Still obsessed with the choices of a new generation.
Still obsessed with the choices of a new generation.
Image: Reuters/Brendan McDermid
We may earn a commission from links on this page.

Indra Nooyi knows how hard life is for working moms. As the CEO of Pepsi, a position she held for 12 years, and in her time at the company before taking on that role, she had to make accommodations to raise her two kids. She would let them come to the office after 5 pm; she lived just a 15-minute drive from home so that, if her kids were sick, she’d be able to run home every few hours and check on them. She needed to do these things even though she had a supportive co-parent and reliable childcare.

Recalling all this during an appearance at the annual Women in the World summit in New York City on April 12, Nooyi suggested such balancing acts are not sustainable in an economy that depends on women.
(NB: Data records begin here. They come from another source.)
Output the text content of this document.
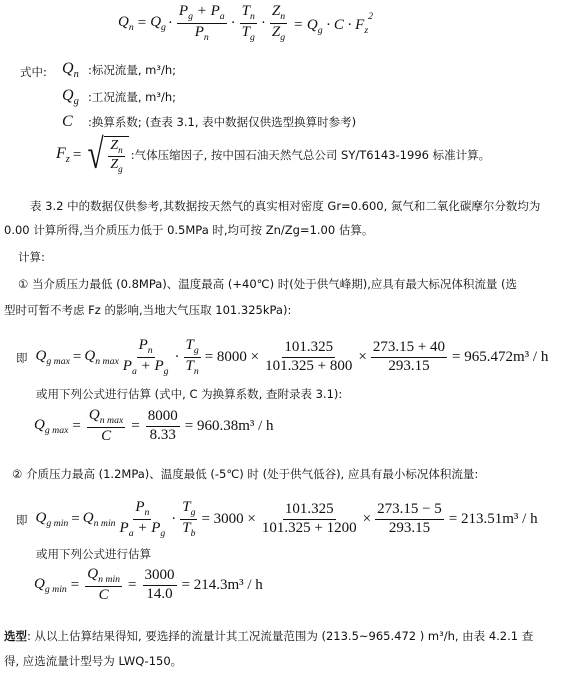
$Q_n = Q_g \cdot \frac{P_g + P_a}{P_n} \cdot \frac{T_n}{T_g} \cdot \frac{Z_n}{Z_g} = Q_g \cdot C \cdot F_z^2$
式中: $Q_n$ :标况流量, m³/h;
$Q_g$ :工况流量, m³/h;
C	:换算系数; (查表 3.1, 表中数据仅供选型换算时参考)
$F_z$ = √ $\frac{Z_n}{Z_g}$ :气体压缩因子, 按中国石油天然气总公司 SY/T6143-1996 标准计算。
表 3.2 中的数据仅供参考,其数据按天然气的真实相对密度 Gr=0.600, 氮气和二氧化碳摩尔分数均为
0.00 计算所得,当介质压力低于 0.5MPa 时,均可按 Zn/Zg=1.00 估算。
计算:
① 当介质压力最低 (0.8MPa)、温度最高 (+40℃) 时(处于供气峰期),应具有最大标况体积流量 (选
型时可暂不考虑 Fz 的影响,当地大气压取 101.325kPa):
即 $Q_{g max} = Q_{n max} \frac{P_n}{P_a + P_g} \cdot \frac{T_g}{T_n} = 8000 \times \frac{101.325}{101.325 + 800} \times \frac{273.15 + 40}{293.15} = 965.472m^3 / h$
或用下列公式进行估算 (式中, C 为换算系数, 查附录表 3.1):
$Q_{g max} = \frac{Q_{n max}}{C} = \frac{8000}{8.33} = 960.38m^3 / h$
② 介质压力最高 (1.2MPa)、温度最低 (-5℃) 时 (处于供气低谷), 应具有最小标况体积流量:
即 $Q_{g min} = Q_{n min} \frac{P_n}{P_a + P_g} \cdot \frac{T_g}{T_b} = 3000 \times \frac{101.325}{101.325 + 1200} \times \frac{273.15 - 5}{293.15} = 213.51m^3 / h$
或用下列公式进行估算
$Q_{g min} = \frac{Q_{n min}}{C} = \frac{3000}{14.0} = 214.3m^3 / h$
选型: 从以上估算结果得知, 要选择的流量计其工况流量范围为 (213.5~965.472 ) m³/h, 由表 4.2.1 查
得, 应选流量计型号为 LWQ-150。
Women need to be in the economy, she said—they are earning college degrees and high grades at rates above their male peers. But we also need women to have enough babies to reach the population replacement rate (that’s 2.1 children per woman—which the US is currently below, at 1.7 children per woman). “We can’t expect you to have those kids if we don’t give you the support system,” Nooyi said. What we need, she suggested, are systemic solutions—with companies, countries, families, and societies coming up with sensible policy options—to make the balance more manageable. Said Nooyi:

“There are a lot of books written saying, ‘Women, you can do it, you can create your own help system, you can create your own checklists… But it’s your problem—the family’s problem, or the woman’s problem. Then there are a bunch of books about, ‘Oh, what a dreadful problem we have on our hands.’ Then there’s a bunch that say, ‘Yes there are solutions, but they cost too much money and we can’t afford them.’ At some point we’re going to have to bring the three together and say, ‘Look, this problem is not a point problem or a point solution. It’s a complex problem with a series of solutions that require a bunch of people to come together and address it in a sensible way.'”

Childcare workers aren’t paid enough, she said, and it’s going to lead to a massive shortage of care workers. “If we don’t solve it, we’re going to have a big problem,” Nooyi said—a shortage to the tune of 1 million caregivers. We already don’t have enough care workers for the baby boomers, 10,000 of whom are retiring every day in the US alone. Millennials, themselves a sizable generation, are going to have to care for young children and aging parents at some point soon. We’re headed for a collision.

We need to take action, she said, and quickly—ideally in the next 24 to 36 months. And that’s exactly what Nooyi plans to do. No, she has no plans to run for office. Rather, she wants to put all the right experts in the room to come up with policies that work. “I want to bring people together to write something about it,” she said. “We need a set of equations so we can see both sides clearly and figure out how to make it work.”

Meanwhile, Nooyi is heartened at the new wave of childcare bills being proposed in the US Congress, and glad to see that paid family leave is part of the platform for several US presidential hopefuls. But that’s not enough. “We can bring this care crisis together so that it galvanizes action. It’s an urgent issue.”

If her track record is any indication, Nooyi might be just the right person to make that happen.